To jasne, iż w Oberstdorfie nie było mu "swojo" już od pierwszego lotu i musiał się znów przyzwyczaić do większych oporów powietrza, czy wysokości, której nabiera po odbiciu. Jednak już w piątkowych treningach i kwalifikacjach poradził sobie z tym nieźle. - W kwalifikacjach skakałem z większym przekonaniem, poszedłem i pomyślałem, iż skupię się na nabraniu wysokości, a może lot się jakoś wyrówna. I stąd pojawiła się lepsza odległość - mówił Polak. Poleciał wtedy na 210,5 metra i zajął 15. miejsce, najlepsze wśród kadry Thurnbichlera. Daleko od czołówki, ale też od problemów, czy zawalenia skoku.

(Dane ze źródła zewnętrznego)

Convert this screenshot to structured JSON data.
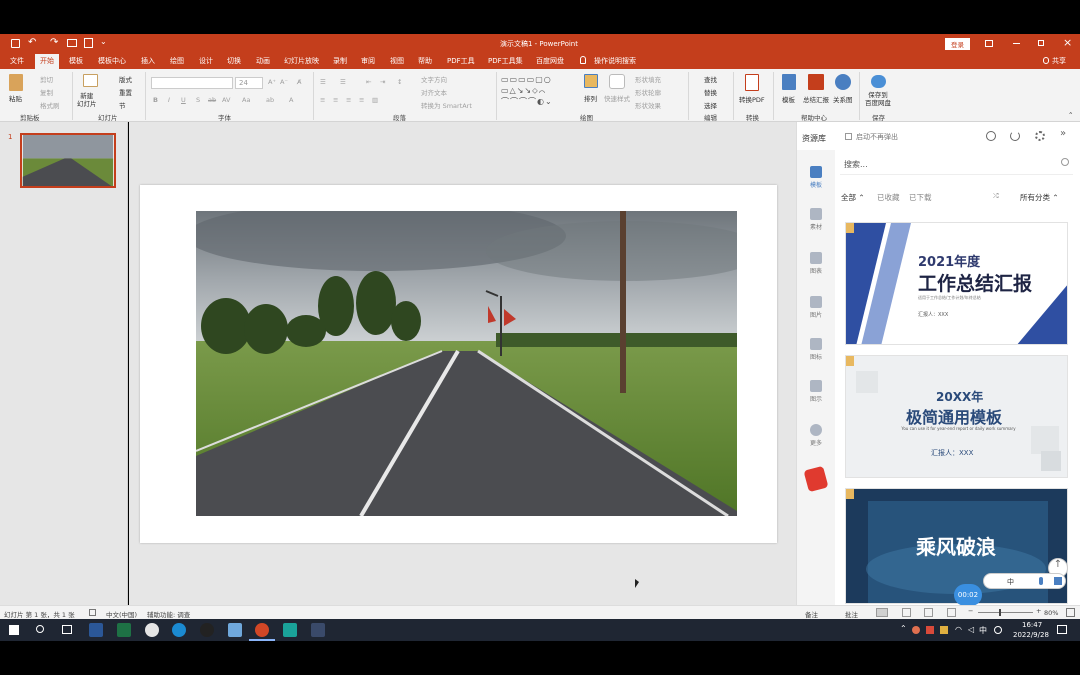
{
  "titlebar": {
    "title": "演示文稿1  -  PowerPoint",
    "login_label": "登录",
    "share_label": "共享"
  },
  "tabs": [
    "文件",
    "开始",
    "模板",
    "模板中心",
    "插入",
    "绘图",
    "设计",
    "切换",
    "动画",
    "幻灯片放映",
    "录制",
    "审阅",
    "视图",
    "帮助",
    "PDF工具",
    "PDF工具集",
    "百度网盘"
  ],
  "tell_me": "操作说明搜索",
  "ribbon": {
    "clipboard": {
      "paste": "粘贴",
      "cut": "剪切",
      "copy": "复制",
      "format_painter": "格式刷",
      "label": "剪贴板"
    },
    "slides": {
      "new_slide": "新建\n幻灯片",
      "layout": "版式",
      "reset": "重置",
      "section": "节",
      "label": "幻灯片"
    },
    "font": {
      "size": "24",
      "label": "字体"
    },
    "paragraph": {
      "text_direction": "文字方向",
      "align_text": "对齐文本",
      "smartart": "转换为 SmartArt",
      "label": "段落"
    },
    "drawing": {
      "arrange": "排列",
      "quick_styles": "快速样式",
      "shape_fill": "形状填充",
      "shape_outline": "形状轮廓",
      "shape_effects": "形状效果",
      "label": "绘图"
    },
    "editing": {
      "find": "查找",
      "replace": "替换",
      "select": "选择",
      "label": "编辑"
    },
    "convert": {
      "to_pdf": "转换PDF",
      "label": "转换"
    },
    "help_center": {
      "template": "模板",
      "summary": "总结汇报",
      "relation": "关系图",
      "label": "帮助中心"
    },
    "save": {
      "to_baidu": "保存到\n百度网盘",
      "label": "保存"
    }
  },
  "thumbnails": {
    "slide_number": "1"
  },
  "resource_panel": {
    "title": "资源库",
    "checkbox_label": "启动不再弹出",
    "search_placeholder": "搜索...",
    "filters": {
      "all": "全部",
      "favorited": "已收藏",
      "downloaded": "已下载",
      "category": "所有分类"
    },
    "side_items": [
      "模板",
      "素材",
      "图表",
      "图片",
      "图标",
      "图示",
      "更多"
    ],
    "cards": [
      {
        "title": "2021年度",
        "subtitle": "工作总结汇报",
        "tagline": "适用于工作总结/工作计划/年终总结",
        "reporter": "汇报人：XXX"
      },
      {
        "title": "20XX年",
        "subtitle": "极简通用模板",
        "tagline": "You can use it for year-end report or daily work summary",
        "reporter": "汇报人：XXX"
      },
      {
        "title": "乘风破浪"
      }
    ],
    "timer": "00:02",
    "ime_label": "中"
  },
  "statusbar": {
    "slide_info": "幻灯片 第 1 张，共 1 张",
    "language": "中文(中国)",
    "accessibility": "辅助功能: 调查",
    "notes": "备注",
    "comments": "批注",
    "zoom": "80%"
  },
  "taskbar": {
    "time": "16:47",
    "date": "2022/9/28",
    "ime": "中"
  },
  "colors": {
    "accent": "#c43e1c",
    "taskbar": "#1f2633"
  }
}
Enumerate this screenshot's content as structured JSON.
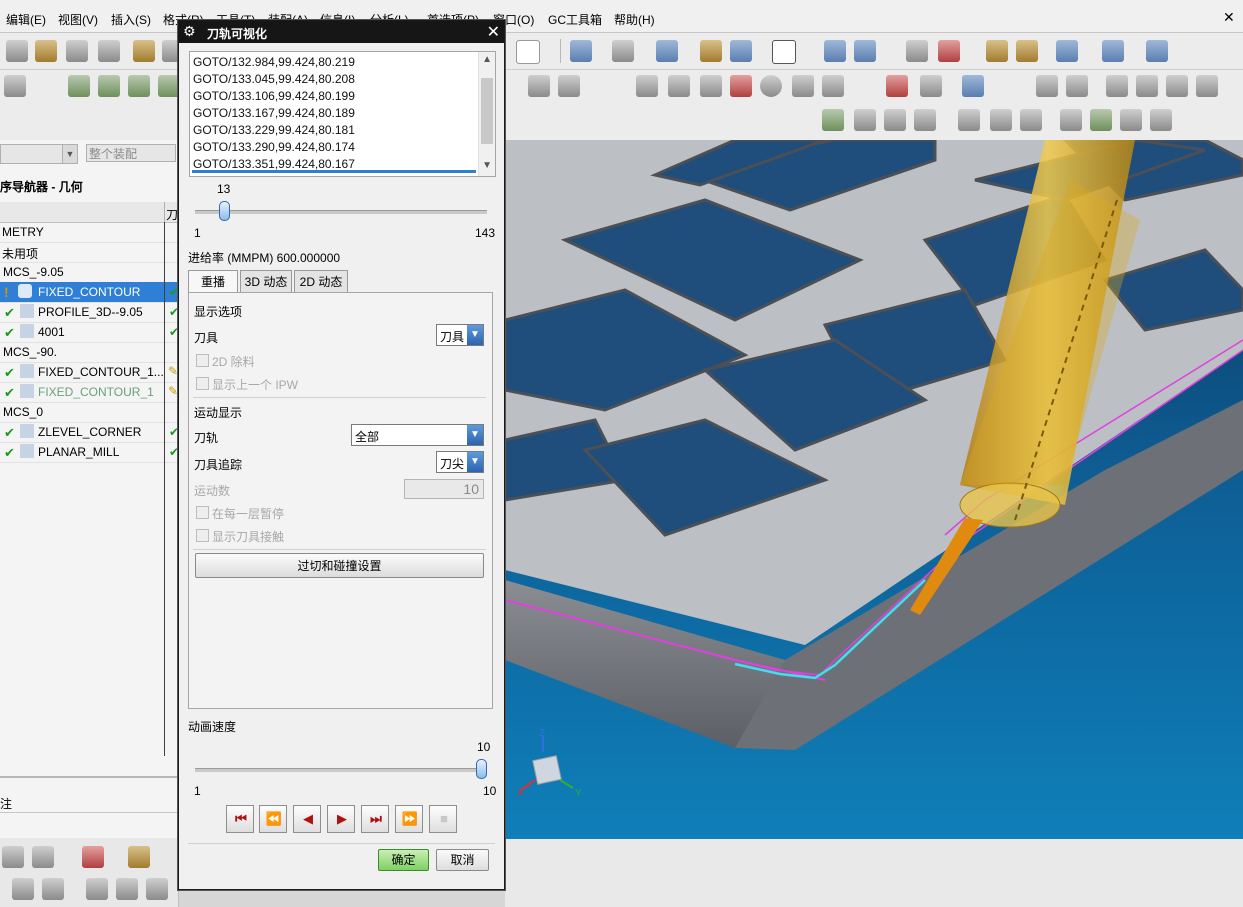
{
  "menubar": {
    "items": [
      "编辑(E)",
      "视图(V)",
      "插入(S)",
      "格式(R)",
      "工具(T)",
      "装配(A)",
      "信息(I)",
      "分析(L)",
      "首选项(P)",
      "窗口(O)",
      "GC工具箱",
      "帮助(H)"
    ]
  },
  "toolbar": {
    "filter_value": "整个装配"
  },
  "navigator": {
    "title": "序导航器 - 几何",
    "column2_header": "刀",
    "rows": [
      {
        "label": "GEOMETRY",
        "shown": "METRY"
      },
      {
        "label": "未用项"
      },
      {
        "label": "MCS_-9.05"
      },
      {
        "label": "FIXED_CONTOUR"
      },
      {
        "label": "PROFILE_3D--9.05"
      },
      {
        "label": "4001"
      },
      {
        "label": "MCS_-90."
      },
      {
        "label": "FIXED_CONTOUR_1..."
      },
      {
        "label": "FIXED_CONTOUR_1"
      },
      {
        "label": "MCS_0"
      },
      {
        "label": "ZLEVEL_CORNER"
      },
      {
        "label": "PLANAR_MILL"
      }
    ],
    "lower_label": "注"
  },
  "dialog": {
    "title": "刀轨可视化",
    "goto_lines": [
      "GOTO/132.984,99.424,80.219",
      "GOTO/133.045,99.424,80.208",
      "GOTO/133.106,99.424,80.199",
      "GOTO/133.167,99.424,80.189",
      "GOTO/133.229,99.424,80.181",
      "GOTO/133.290,99.424,80.174",
      "GOTO/133.351,99.424,80.167"
    ],
    "position_slider": {
      "value": "13",
      "min": "1",
      "max": "143"
    },
    "feed_rate": "进给率 (MMPM) 600.000000",
    "tabs": [
      "重播",
      "3D 动态",
      "2D 动态"
    ],
    "display_options": {
      "section": "显示选项",
      "tool_label": "刀具",
      "tool_value": "刀具",
      "cb_2d_remove": "2D 除料",
      "cb_prev_ipw": "显示上一个 IPW"
    },
    "motion_display": {
      "section": "运动显示",
      "path_label": "刀轨",
      "path_value": "全部",
      "trace_label": "刀具追踪",
      "trace_value": "刀尖",
      "count_label": "运动数",
      "count_value": "10",
      "cb_pause_layer": "在每一层暂停",
      "cb_show_contact": "显示刀具接触",
      "gouge_button": "过切和碰撞设置"
    },
    "anim_speed": {
      "label": "动画速度",
      "value": "10",
      "min": "1",
      "max": "10"
    },
    "playback": [
      "⏮",
      "⏪",
      "◀",
      "▶",
      "⏭",
      "⏩",
      "■"
    ],
    "ok": "确定",
    "cancel": "取消"
  },
  "colors": {
    "dialog_title_bg": "#161616",
    "selection": "#2f7fd6",
    "viewport_bg": "#0e6ba0",
    "part_gray": "#b9bcc0",
    "tool_yellow": "#d9a91c",
    "toolpath_magenta": "#e040e0",
    "toolpath_cyan": "#3fe0f0"
  }
}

- Nastawiałem się jak na każde zawody. Skacze się tu dalej tak samo, więc nie było w tym nic wyjątkowego - ocenił Wąsek. Nie chciał też odpowiedzieć wprost na pytanie, czy to najbezpieczniejszy ze wszystkich mamutów. - Ciężko powiedzieć i na pewno nie chciałbym się przekonać, iż jest inaczej - śmiał się skoczek. A taka narracja panowała, gdy skoczek debiutował tu w 2019 roku i uzasadniano wysyłanie go tu jeszcze za kadencji Stefana Horngachera. Wtedy dostał swoje pierwsze powołanie na zagraniczne zawody Pucharu Świata - właśnie na loty do Oberstdorfu. I to była decyzja Horngachera, przekazana Wąskowi przez Macieja Maciusiaka. Wtedy skoczek na początku się ucieszył, ale gdy trener przekazał mu przez telefon, iż chodzi o loty, to w słuchawce usłyszał głuchą ciszę. Teraz przyznawał, iż już w Zakopanem zadawano mu sporo pytań o loty, ale sam skoncentrował się na nich dopiero, gdy dotarł do Niemiec.


- Nigdy nie wiesz wcześniej, z wyprzedzeniem, jak zareaguje zawodnik. Wszyscy wiemy, jaką historię związaną z lotami ma za sobą Paweł. Dlatego cieszę się, iż widziałem jak świadomie i pewnie był w stanie reagować na skoczni. Także zmieniać małe detale, do których potrzeba zupełnie innego poziomu pewności siebie. Dziś widzimy, iż ona u niego jest. Byłem pewny, iż może sobie poradzić. Pierwsze skoki zawsze wskazują kierunek, pozytywny lub negatywny, ale już po pierwszym treningu byłem przekonany, iż wszystko będzie w porządku. Po trzech stabilnych lotach tylko się w tym utwierdziłem - zapewnił Thurnbichler.


W sobotę Wąsek popełniał błędy i nie latał daleko. Z zawodów odpadł już po pierwszej serii i był na siebie zły. Ale w niedzielę, po odpowiednim nastawieniu przez Thurnbichlera i wskazaniu zmian, które Wąsek był w stanie zastosować, widzieliśmy Pawła-lotnika. Jego sukces, bo tak trzeba nazywać to niedzielne czwarte miejsce, staje się jeszcze większy, gdy uświadomimy sobie, iż dotąd na lotach rzadko myślał o tym, żeby powalczyć o coś więcej niż przetrwanie. Wydawało się, iż teraz czymś wielkim będzie już każdy weekend na mamucie, kiedy nie widać po nim, iż walczy ze swoimi demonami. Miały go przybliżać do tego, żeby już niedługo cieszyć się na takich skoczniach pięknymi, dalekimi lotami. Jednak Wąsek nauczył się, jak to przekuć w oddawanie na mamutach tak świetnych skoków jak wcześniej na dużych skoczniach o wiele szybciej niż ktokolwiek mógłby przypuszczać. To historia na dobry, wzruszający film. A my czekamy na jeszcze piękniejszy happy end - Pawła Wąska na podium zawodów Pucharu Świata.